When TTC, "late" is a loaded word.
If I were following a perfect 28 day cycle; then yes, I would say that I were "late". As I mentioned in a previous post, I don't feel different at all...so I haven't tested yet. I guess part of me just doesn't want to "waste" a test. And perhaps another part of me doesn't want to be disappointed by a BFN (even though I say that we were "trying but not trying").
More likely, I'm thinking that I'm "late" because I'm afraid that my cycle may be off again. The last cycle was six-weeks, but I chalked that up to the fact that it was following Loss #3, so I figured my hormones were out of whack. The cycle prior to the most recent pregnancy was 30 days, and I was stoked! I thought that perhaps the Metformin had "fixed" everything. But I'm now on Day 33...and wondering if I even ovulated...or if perhaps that is still to come...or maybe won't show up this time at all...

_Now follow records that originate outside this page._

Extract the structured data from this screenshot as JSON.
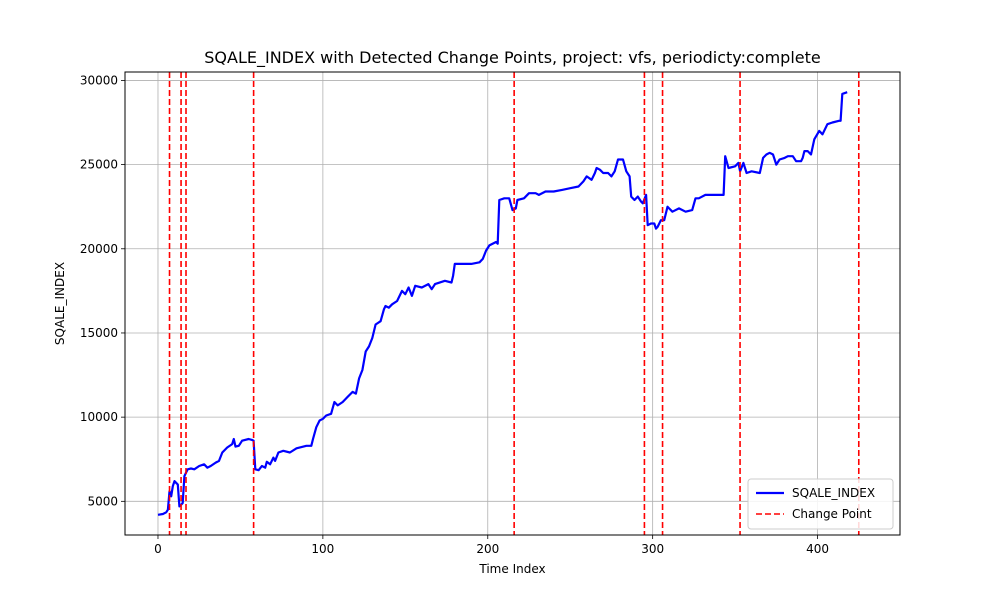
{
  "chart_data": {
    "type": "line",
    "title": "SQALE_INDEX with Detected Change Points, project: vfs, periodicty:complete",
    "xlabel": "Time Index",
    "ylabel": "SQALE_INDEX",
    "xlim": [
      -20,
      450
    ],
    "ylim": [
      3000,
      30500
    ],
    "x_ticks": [
      0,
      100,
      200,
      300,
      400
    ],
    "x_tick_labels": [
      "0",
      "100",
      "200",
      "300",
      "400"
    ],
    "y_ticks": [
      5000,
      10000,
      15000,
      20000,
      25000,
      30000
    ],
    "y_tick_labels": [
      "5000",
      "10000",
      "15000",
      "20000",
      "25000",
      "30000"
    ],
    "grid": true,
    "legend_position": "lower-right",
    "series": [
      {
        "name": "SQALE_INDEX",
        "color": "#0000ff",
        "style": "solid",
        "points": [
          [
            0,
            4200
          ],
          [
            3,
            4250
          ],
          [
            5,
            4350
          ],
          [
            6,
            4500
          ],
          [
            7,
            5600
          ],
          [
            8,
            5300
          ],
          [
            9,
            5900
          ],
          [
            10,
            6200
          ],
          [
            11,
            6100
          ],
          [
            12,
            6000
          ],
          [
            13,
            4700
          ],
          [
            14,
            4800
          ],
          [
            15,
            4900
          ],
          [
            16,
            6500
          ],
          [
            17,
            6700
          ],
          [
            18,
            6900
          ],
          [
            20,
            6950
          ],
          [
            22,
            6900
          ],
          [
            25,
            7100
          ],
          [
            28,
            7200
          ],
          [
            30,
            7000
          ],
          [
            32,
            7100
          ],
          [
            35,
            7300
          ],
          [
            37,
            7400
          ],
          [
            39,
            7900
          ],
          [
            42,
            8200
          ],
          [
            45,
            8400
          ],
          [
            46,
            8700
          ],
          [
            47,
            8250
          ],
          [
            49,
            8300
          ],
          [
            51,
            8600
          ],
          [
            55,
            8700
          ],
          [
            57,
            8650
          ],
          [
            58,
            8600
          ],
          [
            59,
            6900
          ],
          [
            61,
            6850
          ],
          [
            63,
            7100
          ],
          [
            65,
            7000
          ],
          [
            66,
            7350
          ],
          [
            68,
            7200
          ],
          [
            70,
            7600
          ],
          [
            71,
            7400
          ],
          [
            73,
            7900
          ],
          [
            76,
            8000
          ],
          [
            80,
            7900
          ],
          [
            84,
            8150
          ],
          [
            90,
            8300
          ],
          [
            93,
            8300
          ],
          [
            94,
            8700
          ],
          [
            96,
            9400
          ],
          [
            98,
            9800
          ],
          [
            100,
            9900
          ],
          [
            102,
            10100
          ],
          [
            105,
            10200
          ],
          [
            107,
            10900
          ],
          [
            109,
            10700
          ],
          [
            112,
            10900
          ],
          [
            115,
            11200
          ],
          [
            118,
            11500
          ],
          [
            120,
            11400
          ],
          [
            122,
            12300
          ],
          [
            124,
            12800
          ],
          [
            126,
            13900
          ],
          [
            128,
            14200
          ],
          [
            130,
            14700
          ],
          [
            132,
            15500
          ],
          [
            135,
            15700
          ],
          [
            137,
            16400
          ],
          [
            138,
            16600
          ],
          [
            140,
            16500
          ],
          [
            142,
            16700
          ],
          [
            145,
            16900
          ],
          [
            148,
            17500
          ],
          [
            150,
            17300
          ],
          [
            152,
            17700
          ],
          [
            154,
            17200
          ],
          [
            156,
            17800
          ],
          [
            160,
            17700
          ],
          [
            164,
            17900
          ],
          [
            166,
            17600
          ],
          [
            168,
            17900
          ],
          [
            174,
            18100
          ],
          [
            178,
            18000
          ],
          [
            179,
            18400
          ],
          [
            180,
            19100
          ],
          [
            185,
            19100
          ],
          [
            190,
            19100
          ],
          [
            195,
            19200
          ],
          [
            197,
            19400
          ],
          [
            199,
            19900
          ],
          [
            201,
            20200
          ],
          [
            205,
            20400
          ],
          [
            206,
            20300
          ],
          [
            207,
            22900
          ],
          [
            210,
            23000
          ],
          [
            213,
            23000
          ],
          [
            215,
            22300
          ],
          [
            217,
            22400
          ],
          [
            218,
            22900
          ],
          [
            222,
            23000
          ],
          [
            225,
            23300
          ],
          [
            229,
            23300
          ],
          [
            231,
            23200
          ],
          [
            235,
            23400
          ],
          [
            240,
            23400
          ],
          [
            245,
            23500
          ],
          [
            250,
            23600
          ],
          [
            255,
            23700
          ],
          [
            258,
            24000
          ],
          [
            260,
            24300
          ],
          [
            263,
            24100
          ],
          [
            265,
            24500
          ],
          [
            266,
            24800
          ],
          [
            268,
            24700
          ],
          [
            270,
            24500
          ],
          [
            273,
            24500
          ],
          [
            275,
            24300
          ],
          [
            277,
            24600
          ],
          [
            279,
            25300
          ],
          [
            282,
            25300
          ],
          [
            284,
            24600
          ],
          [
            286,
            24300
          ],
          [
            287,
            23100
          ],
          [
            289,
            22900
          ],
          [
            291,
            23100
          ],
          [
            293,
            22800
          ],
          [
            294,
            22700
          ],
          [
            296,
            23200
          ],
          [
            297,
            21400
          ],
          [
            299,
            21500
          ],
          [
            301,
            21500
          ],
          [
            302,
            21200
          ],
          [
            303,
            21300
          ],
          [
            305,
            21700
          ],
          [
            307,
            21700
          ],
          [
            309,
            22500
          ],
          [
            310,
            22400
          ],
          [
            312,
            22200
          ],
          [
            316,
            22400
          ],
          [
            320,
            22200
          ],
          [
            324,
            22300
          ],
          [
            326,
            23000
          ],
          [
            328,
            23000
          ],
          [
            332,
            23200
          ],
          [
            338,
            23200
          ],
          [
            343,
            23200
          ],
          [
            344,
            25500
          ],
          [
            346,
            24800
          ],
          [
            350,
            24900
          ],
          [
            352,
            25100
          ],
          [
            353,
            24600
          ],
          [
            355,
            25100
          ],
          [
            357,
            24500
          ],
          [
            360,
            24600
          ],
          [
            365,
            24500
          ],
          [
            367,
            25400
          ],
          [
            369,
            25600
          ],
          [
            371,
            25700
          ],
          [
            373,
            25600
          ],
          [
            375,
            25000
          ],
          [
            377,
            25300
          ],
          [
            380,
            25400
          ],
          [
            382,
            25500
          ],
          [
            385,
            25500
          ],
          [
            387,
            25200
          ],
          [
            390,
            25200
          ],
          [
            391,
            25400
          ],
          [
            392,
            25800
          ],
          [
            394,
            25800
          ],
          [
            396,
            25600
          ],
          [
            398,
            26500
          ],
          [
            401,
            27000
          ],
          [
            403,
            26800
          ],
          [
            406,
            27400
          ],
          [
            409,
            27500
          ],
          [
            413,
            27600
          ],
          [
            414,
            27600
          ],
          [
            415,
            29200
          ],
          [
            418,
            29300
          ]
        ]
      },
      {
        "name": "Change Point",
        "color": "#ff0000",
        "style": "dashed",
        "x": [
          7,
          14,
          17,
          58,
          216,
          295,
          306,
          353,
          425
        ]
      }
    ]
  }
}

I'm trying not to worry or obsess or dwell on it too much. It would be so hard to deal with another loss, so I pleaded with God that He only allow me to conceive if and when I can carry to term. After three losses, I'd rather just not conceive than deal with another loss. I realize that I can't exactly tell God how to run my life, but I have to trust that He knows what he's doing.

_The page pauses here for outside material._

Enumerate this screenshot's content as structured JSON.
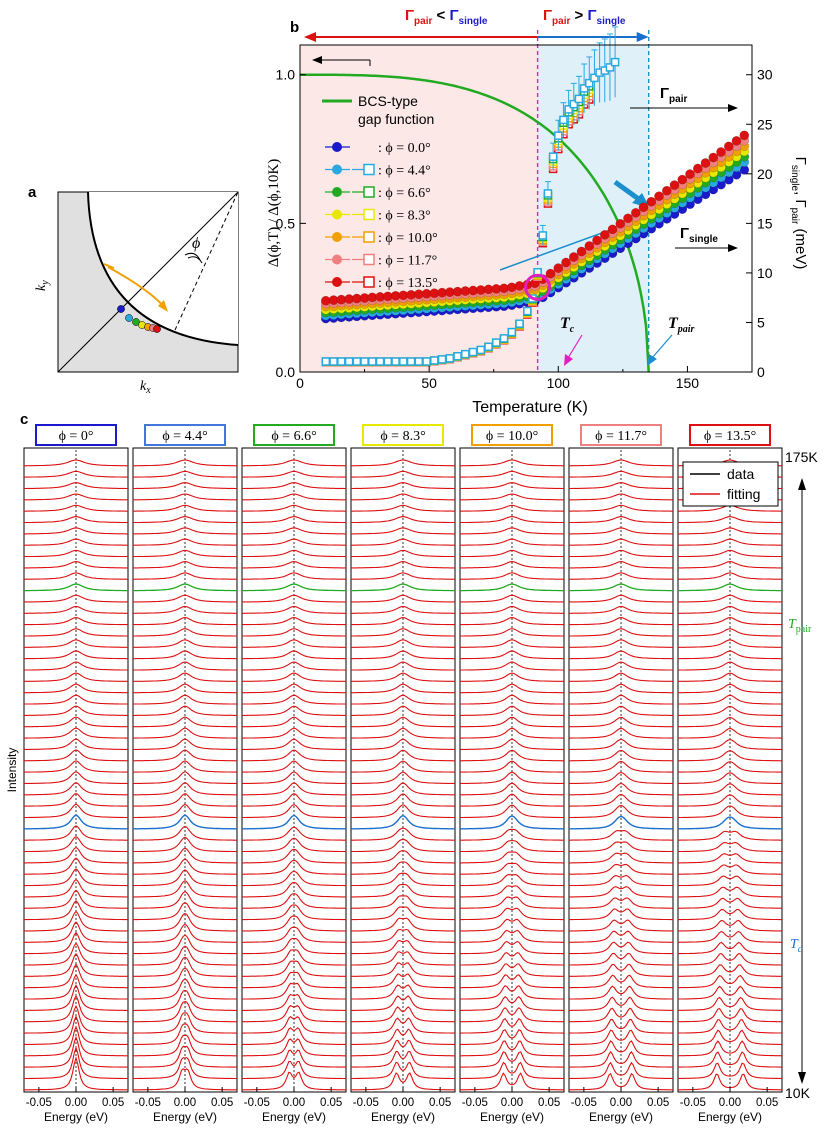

I realize that I can only live in this "late" phase for so long. Something is bound to happen in some capacity, sooner or later. Until then, I pray for patience and understanding.
Today's blessing is totally selfish. My husband and I play Scrabble at Starbucks every Sunday after church, and it seems like I've lost every game this summer. Maybe I just got lucky, but it sure was a blessing to win today. More importantly, it's always a blessing to have this consistent time alone with my husband.